つがいのまねごと
 帰宅した勇一の手には、大きく膨らんだスーパーの袋が二つぶら下がっていた。
「ただいま」
「お帰りなさい」
「調味料とかよくわかんなくて、買いすぎちゃったよ」
 笑顔で出迎えると、勇一は気恥ずかしそうに頬を染めた。
「何かいいね、こういうの」
「先輩、食事の支度の前にちょっといいですか?」
 貴之は唇に笑みを浮かべたまま、冷蔵庫に食材をしまい終えた勇一を促して、ラグの上に座らせた。
「どうした? 俺がいない間になんかあった?」
 心配そうな表情をする勇一に、貴之はコップに注いだ冷茶を差し出した。
「お客さんが来ましたよ」
「客? まさか、あいつら……」
 あいつら、とは大学の友人たちを指しているのだろう。
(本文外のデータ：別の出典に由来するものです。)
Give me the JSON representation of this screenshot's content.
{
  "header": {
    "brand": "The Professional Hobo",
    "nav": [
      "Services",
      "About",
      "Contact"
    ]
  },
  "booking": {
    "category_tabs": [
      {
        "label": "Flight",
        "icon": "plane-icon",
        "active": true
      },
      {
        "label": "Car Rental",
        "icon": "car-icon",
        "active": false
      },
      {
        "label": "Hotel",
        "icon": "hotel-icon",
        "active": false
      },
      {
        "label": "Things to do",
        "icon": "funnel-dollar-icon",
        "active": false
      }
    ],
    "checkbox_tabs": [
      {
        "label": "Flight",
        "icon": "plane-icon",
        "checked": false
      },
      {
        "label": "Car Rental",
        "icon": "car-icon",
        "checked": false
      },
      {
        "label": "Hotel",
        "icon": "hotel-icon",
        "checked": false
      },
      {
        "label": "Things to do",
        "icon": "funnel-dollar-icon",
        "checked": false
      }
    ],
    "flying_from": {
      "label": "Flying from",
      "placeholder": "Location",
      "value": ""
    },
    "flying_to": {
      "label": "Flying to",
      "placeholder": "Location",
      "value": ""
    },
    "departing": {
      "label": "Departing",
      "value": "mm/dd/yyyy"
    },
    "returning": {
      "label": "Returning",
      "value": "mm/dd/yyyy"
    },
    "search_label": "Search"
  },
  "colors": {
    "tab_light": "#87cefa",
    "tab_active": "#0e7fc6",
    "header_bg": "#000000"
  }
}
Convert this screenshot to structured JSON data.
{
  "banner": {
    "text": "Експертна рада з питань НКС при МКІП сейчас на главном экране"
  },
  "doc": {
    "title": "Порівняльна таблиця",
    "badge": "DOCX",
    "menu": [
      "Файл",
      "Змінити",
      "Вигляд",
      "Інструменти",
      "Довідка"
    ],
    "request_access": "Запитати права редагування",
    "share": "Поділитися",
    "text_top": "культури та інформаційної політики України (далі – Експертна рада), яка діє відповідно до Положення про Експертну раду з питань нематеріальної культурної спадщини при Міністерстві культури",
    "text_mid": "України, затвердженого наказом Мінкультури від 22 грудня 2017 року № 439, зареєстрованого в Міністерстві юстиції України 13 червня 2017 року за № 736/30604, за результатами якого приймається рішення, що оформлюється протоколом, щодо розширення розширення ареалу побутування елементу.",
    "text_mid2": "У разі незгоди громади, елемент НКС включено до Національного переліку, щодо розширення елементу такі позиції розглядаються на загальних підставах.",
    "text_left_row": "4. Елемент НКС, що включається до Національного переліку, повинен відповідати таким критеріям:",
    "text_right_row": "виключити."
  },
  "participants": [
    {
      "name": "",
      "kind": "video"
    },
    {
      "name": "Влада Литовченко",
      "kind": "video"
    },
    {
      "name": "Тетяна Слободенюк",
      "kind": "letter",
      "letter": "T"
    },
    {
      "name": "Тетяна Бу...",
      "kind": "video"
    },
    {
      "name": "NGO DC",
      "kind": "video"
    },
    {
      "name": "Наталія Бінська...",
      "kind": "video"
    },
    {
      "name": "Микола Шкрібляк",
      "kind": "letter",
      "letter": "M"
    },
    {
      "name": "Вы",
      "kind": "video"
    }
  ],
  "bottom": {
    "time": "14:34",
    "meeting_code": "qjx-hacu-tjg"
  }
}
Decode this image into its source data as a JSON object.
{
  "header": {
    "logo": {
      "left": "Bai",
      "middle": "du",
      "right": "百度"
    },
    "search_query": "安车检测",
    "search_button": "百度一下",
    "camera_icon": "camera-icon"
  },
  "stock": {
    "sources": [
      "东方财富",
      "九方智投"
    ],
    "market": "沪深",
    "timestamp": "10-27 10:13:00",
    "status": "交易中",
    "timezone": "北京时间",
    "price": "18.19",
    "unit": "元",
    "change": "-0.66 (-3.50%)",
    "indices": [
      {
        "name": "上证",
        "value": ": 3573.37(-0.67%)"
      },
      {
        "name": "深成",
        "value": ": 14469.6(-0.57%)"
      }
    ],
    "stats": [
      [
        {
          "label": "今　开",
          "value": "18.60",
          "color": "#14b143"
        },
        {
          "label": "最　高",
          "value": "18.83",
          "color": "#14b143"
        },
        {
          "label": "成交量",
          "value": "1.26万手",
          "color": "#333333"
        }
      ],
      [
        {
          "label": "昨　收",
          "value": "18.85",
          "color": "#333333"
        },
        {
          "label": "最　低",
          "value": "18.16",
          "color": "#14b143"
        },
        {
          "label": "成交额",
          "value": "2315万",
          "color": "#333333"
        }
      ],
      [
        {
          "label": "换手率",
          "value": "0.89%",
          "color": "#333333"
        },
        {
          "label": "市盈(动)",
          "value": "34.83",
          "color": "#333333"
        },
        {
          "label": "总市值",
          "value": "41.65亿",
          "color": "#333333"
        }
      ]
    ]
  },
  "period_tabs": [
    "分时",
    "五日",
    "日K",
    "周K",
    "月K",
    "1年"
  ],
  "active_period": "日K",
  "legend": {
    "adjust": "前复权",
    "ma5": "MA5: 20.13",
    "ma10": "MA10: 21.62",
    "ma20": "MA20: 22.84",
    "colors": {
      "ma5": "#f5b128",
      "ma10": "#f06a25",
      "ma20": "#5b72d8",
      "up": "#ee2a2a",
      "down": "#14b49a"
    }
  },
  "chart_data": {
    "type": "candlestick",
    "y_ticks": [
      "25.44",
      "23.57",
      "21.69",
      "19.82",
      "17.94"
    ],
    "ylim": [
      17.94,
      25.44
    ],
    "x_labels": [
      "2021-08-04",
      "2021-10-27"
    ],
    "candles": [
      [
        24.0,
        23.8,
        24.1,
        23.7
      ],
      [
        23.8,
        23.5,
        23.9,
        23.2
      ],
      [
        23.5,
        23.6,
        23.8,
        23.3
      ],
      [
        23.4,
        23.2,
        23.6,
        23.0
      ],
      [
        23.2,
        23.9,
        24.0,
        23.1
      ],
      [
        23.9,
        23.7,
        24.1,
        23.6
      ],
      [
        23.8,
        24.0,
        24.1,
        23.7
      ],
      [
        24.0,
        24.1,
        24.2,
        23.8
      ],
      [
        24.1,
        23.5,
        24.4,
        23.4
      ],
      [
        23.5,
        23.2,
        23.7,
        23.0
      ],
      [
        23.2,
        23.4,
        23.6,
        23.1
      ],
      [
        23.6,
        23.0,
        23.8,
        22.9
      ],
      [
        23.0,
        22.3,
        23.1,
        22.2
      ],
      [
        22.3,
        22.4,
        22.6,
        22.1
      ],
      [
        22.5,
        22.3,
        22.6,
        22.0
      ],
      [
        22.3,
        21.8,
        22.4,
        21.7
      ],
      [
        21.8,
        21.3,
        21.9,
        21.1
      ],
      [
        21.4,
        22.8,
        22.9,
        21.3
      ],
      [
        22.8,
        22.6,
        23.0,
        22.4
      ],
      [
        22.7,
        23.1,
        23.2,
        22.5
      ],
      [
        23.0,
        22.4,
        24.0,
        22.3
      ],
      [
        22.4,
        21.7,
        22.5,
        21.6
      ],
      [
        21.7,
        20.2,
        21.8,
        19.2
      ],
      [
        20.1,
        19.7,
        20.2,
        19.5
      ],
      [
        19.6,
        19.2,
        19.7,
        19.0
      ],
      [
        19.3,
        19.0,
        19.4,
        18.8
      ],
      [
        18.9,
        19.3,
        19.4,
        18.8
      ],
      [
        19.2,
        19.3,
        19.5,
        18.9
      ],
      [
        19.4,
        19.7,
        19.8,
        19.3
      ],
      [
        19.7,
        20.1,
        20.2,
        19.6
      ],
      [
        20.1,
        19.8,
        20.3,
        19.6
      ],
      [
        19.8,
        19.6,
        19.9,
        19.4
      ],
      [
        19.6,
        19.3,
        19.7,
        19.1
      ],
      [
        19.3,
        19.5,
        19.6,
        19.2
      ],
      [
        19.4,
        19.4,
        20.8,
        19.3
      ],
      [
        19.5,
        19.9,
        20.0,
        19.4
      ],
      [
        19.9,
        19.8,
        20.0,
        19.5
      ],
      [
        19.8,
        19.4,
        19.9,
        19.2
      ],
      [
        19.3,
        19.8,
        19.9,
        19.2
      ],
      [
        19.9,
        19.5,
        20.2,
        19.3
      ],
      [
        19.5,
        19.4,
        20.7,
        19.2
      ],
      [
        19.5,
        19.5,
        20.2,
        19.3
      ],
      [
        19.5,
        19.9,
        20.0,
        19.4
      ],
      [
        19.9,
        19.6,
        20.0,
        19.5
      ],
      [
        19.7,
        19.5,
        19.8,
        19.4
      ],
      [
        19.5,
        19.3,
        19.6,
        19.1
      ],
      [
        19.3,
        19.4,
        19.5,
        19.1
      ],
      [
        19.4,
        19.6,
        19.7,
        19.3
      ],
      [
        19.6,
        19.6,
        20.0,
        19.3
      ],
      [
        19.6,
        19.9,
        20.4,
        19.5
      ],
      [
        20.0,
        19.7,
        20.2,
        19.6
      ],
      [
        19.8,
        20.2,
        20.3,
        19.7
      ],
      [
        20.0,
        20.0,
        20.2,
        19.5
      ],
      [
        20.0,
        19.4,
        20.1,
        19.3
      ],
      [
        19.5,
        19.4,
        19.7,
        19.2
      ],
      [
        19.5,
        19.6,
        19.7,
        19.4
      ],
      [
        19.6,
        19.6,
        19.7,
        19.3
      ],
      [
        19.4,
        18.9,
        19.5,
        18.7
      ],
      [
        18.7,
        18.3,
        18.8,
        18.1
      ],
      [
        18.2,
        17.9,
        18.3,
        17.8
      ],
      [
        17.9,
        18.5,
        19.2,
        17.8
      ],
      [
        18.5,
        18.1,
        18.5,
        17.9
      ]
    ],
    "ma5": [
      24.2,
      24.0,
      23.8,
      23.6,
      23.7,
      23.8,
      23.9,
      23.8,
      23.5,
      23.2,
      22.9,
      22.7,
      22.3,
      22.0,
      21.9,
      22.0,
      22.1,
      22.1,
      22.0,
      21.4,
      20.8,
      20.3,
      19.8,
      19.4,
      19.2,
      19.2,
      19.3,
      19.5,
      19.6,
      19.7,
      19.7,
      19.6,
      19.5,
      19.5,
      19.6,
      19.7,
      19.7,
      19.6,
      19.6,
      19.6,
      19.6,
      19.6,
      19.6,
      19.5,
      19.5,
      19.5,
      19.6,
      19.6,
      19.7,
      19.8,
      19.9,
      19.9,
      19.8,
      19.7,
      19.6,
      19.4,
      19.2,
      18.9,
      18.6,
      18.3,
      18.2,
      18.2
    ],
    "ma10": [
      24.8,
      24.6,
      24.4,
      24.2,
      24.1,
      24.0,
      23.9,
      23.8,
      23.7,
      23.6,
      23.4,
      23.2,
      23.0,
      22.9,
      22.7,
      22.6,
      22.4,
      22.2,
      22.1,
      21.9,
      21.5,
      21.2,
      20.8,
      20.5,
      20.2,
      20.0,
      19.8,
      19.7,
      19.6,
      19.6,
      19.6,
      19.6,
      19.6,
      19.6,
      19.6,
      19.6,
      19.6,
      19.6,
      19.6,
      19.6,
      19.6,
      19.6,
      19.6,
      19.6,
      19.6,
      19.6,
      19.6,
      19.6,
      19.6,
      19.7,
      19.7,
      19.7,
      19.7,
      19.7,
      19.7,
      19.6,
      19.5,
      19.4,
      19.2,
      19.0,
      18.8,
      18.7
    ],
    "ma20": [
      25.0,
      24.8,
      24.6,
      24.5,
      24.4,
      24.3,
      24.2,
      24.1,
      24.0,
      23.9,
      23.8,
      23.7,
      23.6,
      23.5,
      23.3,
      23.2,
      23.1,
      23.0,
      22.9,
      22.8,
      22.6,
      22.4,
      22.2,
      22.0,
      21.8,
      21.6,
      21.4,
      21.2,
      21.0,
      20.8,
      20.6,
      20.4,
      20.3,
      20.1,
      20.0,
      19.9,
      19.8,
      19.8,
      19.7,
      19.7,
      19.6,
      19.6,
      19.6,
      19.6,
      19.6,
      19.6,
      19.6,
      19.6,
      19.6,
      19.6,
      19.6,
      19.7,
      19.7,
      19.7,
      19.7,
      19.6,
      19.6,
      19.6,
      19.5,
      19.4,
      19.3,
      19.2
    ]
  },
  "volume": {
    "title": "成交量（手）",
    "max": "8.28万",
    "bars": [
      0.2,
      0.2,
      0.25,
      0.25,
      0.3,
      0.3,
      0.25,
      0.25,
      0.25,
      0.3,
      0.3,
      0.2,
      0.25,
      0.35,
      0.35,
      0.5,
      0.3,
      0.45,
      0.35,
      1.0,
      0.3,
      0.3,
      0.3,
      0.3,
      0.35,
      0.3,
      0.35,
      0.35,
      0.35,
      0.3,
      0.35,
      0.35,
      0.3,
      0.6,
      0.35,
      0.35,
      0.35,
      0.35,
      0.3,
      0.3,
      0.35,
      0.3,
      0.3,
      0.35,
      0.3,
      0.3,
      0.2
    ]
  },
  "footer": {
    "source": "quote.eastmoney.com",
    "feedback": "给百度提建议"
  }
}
貴之はすぐに否定して、両手の掌を丸めて差し出した。
「いえ、このくらいの」
「随分ちっちゃいね。……もしかして、虫?」
 さっと青ざめた勇一を安心させるように、貴之は言った。
「雀です。窓から飛び込んできて」
「何だ。よかった」
 勇一は大きく安堵の息をついて、冷茶を飲み干した。
「近くに公園があるからね。そこから飛んで来たんだよ、きっと」
「鴉に追われて興奮していたみたいで、部屋の中をすごい勢いで飛び回ったんですよ」
「そりゃ災難だったね。びっくりしただろ?」
「ええ。雀にも驚きましたけど」
「……貴ちゃん?」
 いつまでも後に続く言葉を発しようとしない貴之に、勇一は怪訝な顔をした。
 戸惑う勇一をたっぷり三十秒は眺めてから、貴之はおもむろにデスクの下に置いてあった紙袋を持ち上げた。そこから、自分の映っている写真と空のペットボトルを取り出して、そっと勇一の前に置いた。
 和やかに流れていた室内の空気が、瞬時に変質した。
「すみません。見るつもりはなかったんですが、雀が暴れた勢いで段ボールが落ちてきて」
 貴之はなおも笑顔を絶やさずに、ちょうど勇一から見て正面にあるワーキングチェアに腰を下ろした。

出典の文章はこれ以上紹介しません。